The Copenhagen Trilogy: Childhood; Youth; Dependency, by Tove Ditlevsen

This a series of three memoirs that were originally published separately in Denmark in the 60s and 70s, and here are published together in a single volume. The author had a poor and hardscrabble upbringing that landed her in the workforce at age 14, and two failed marriages by the age of 30. Her third marriage to a medical doctor resulted in her addiction to opioids. She examines a difficult relationship with her mother who, among other cruelties, mocks her desire to become a poet; yet she became famous for her poetry by the time she was a teenager. Ditlevsen, who committed suicide in 1976, is only now being discovered by English-speaking audiences.

My review of this book can be found here.

How the Word is Passed: A Reckoning With the History of Slavery Across America, by Clint Smith

For this book the author toured sites that are key to America’s slavery story, including Thomas Jefferson’s Monticello, Angola, the Louisiana State Penitentiary, and a Confederate cemetery. He interviews tour guides, activists, and local historians to get multiple perspectives on these historical sites and events, and tries to separate fact from fiction and willful ignorance as America struggles with its past.

On Juneteenth, by Annette Gordon-Reed

The author is not only a native Texan, but she was also a part of its desegregation by being the first Black girl to attend her East Texas school. She wrote this book on Juneteenth to set the record straight, not only about the new holiday we all celebrate (which admittedly irked her; she felt it was strictly a Texas holiday), but about a lot of Texas history that many non-natives were not familiar with. Such as, it was not only Whites that enslaved the Blacks in Texas, but so did the indigenous Texans—something I did not know and I’ve lived here 40 years.

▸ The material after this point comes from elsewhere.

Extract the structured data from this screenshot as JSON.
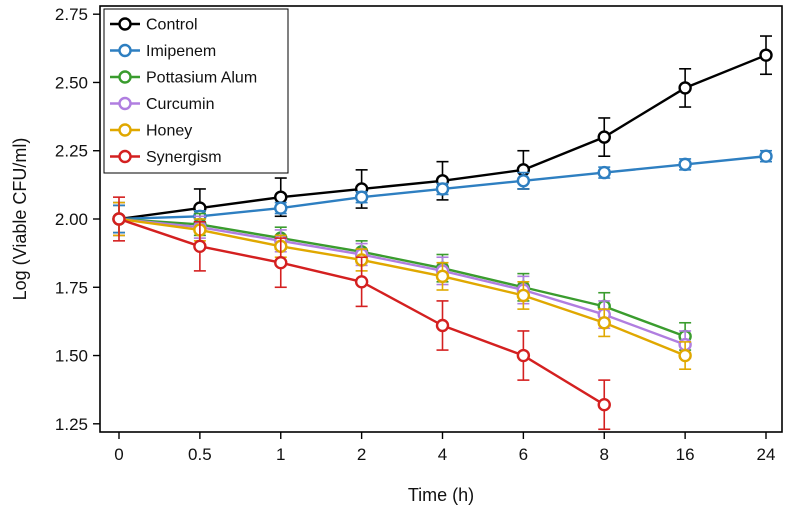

Invisible Child—Poverty, Survival, and Hope in an American City, by Andrea Elliott

This Pulitzer Prize winning author picks up an acclaimed series she produced for the New York Times in 2013 about Dasani Coates, a homeless NY City girl and her family that consists of her mother and several siblings. For the next several years she follows this family through shelters, the courts, schools, and welfare offices as they struggle with poverty, homelessness, and addiction. She documents the joyful progress and the gut-wrenching setbacks as this family fights to stay together, and fights a system that fails them time and time again.